22: Rechtsverhältnis i.S.d. § 256 I ZPO
Ein einem Rechtsverhältnis im Sinne des § 256 ZPO ist die rechtlich geregelte Beziehung zwischen einer Person und einer anderen Person oder zwischen einer Person und einem Gegenstand zu verstehen.
23: Sachurteil- und Prozessurteil
Von einem Prozessurteil spricht man, wenn das Gericht die Klage als unzulässig
abweist. Die Klage ist zulässig, wenn sämtliche Sachentscheidungsvoraussetzungen erfüllt sind und Prozesshindernisse nicht entgegenstehen.

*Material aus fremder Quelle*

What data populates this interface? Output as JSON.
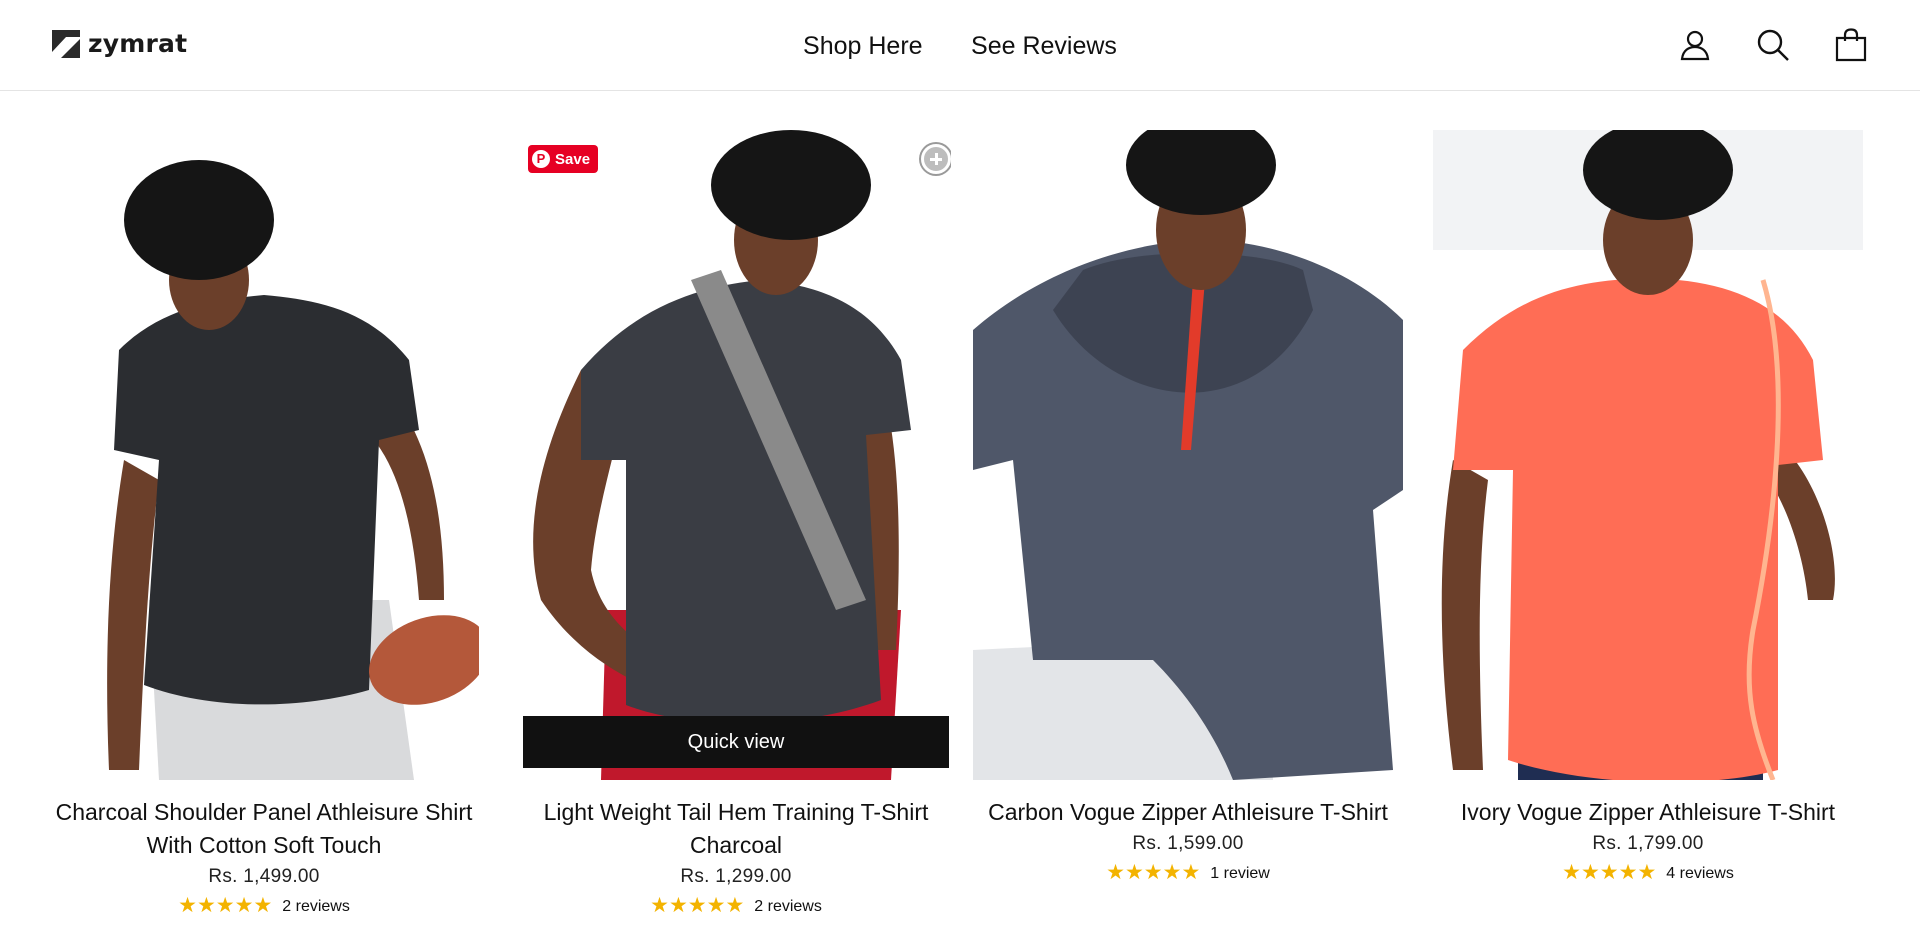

Ein Sachurteil liegt hingegen vor, wenn die Klage zulässig (also sämtliche Sachentscheidungsvoraussetzungen gegeben sind) und das Gericht sich mit der Begründetheit des erhobenen Anspruchs auseinandersetzt.
24: Suspensiveffekt und Devolutiveffekt
Ein Rechtsbehelf hat Suspensiveffekt, wenn er den Eintritt der formellen Rechtskraft hemmt. Ein Rechtsbehelf hat Devolutiveffekt, wenn er eine höhere Instanz mit dem Entscheidungsgegenstand befasst (beides: Berufung und Revision).
25: Widerklage i.S.d. § 33 ZPO
Als Widerklage bezeichnet man die in einem rechtshängigen Prozess (Hauptklage) erhobene Klage des:der Beklagten (Widerkläger:in) gegen den:die Kläger:in (Widerbeklagte:n), durch die ein selbständiger Streitgegenstand, den § 33 ZPO Gegenanspruch nennt, geltend gemacht wird.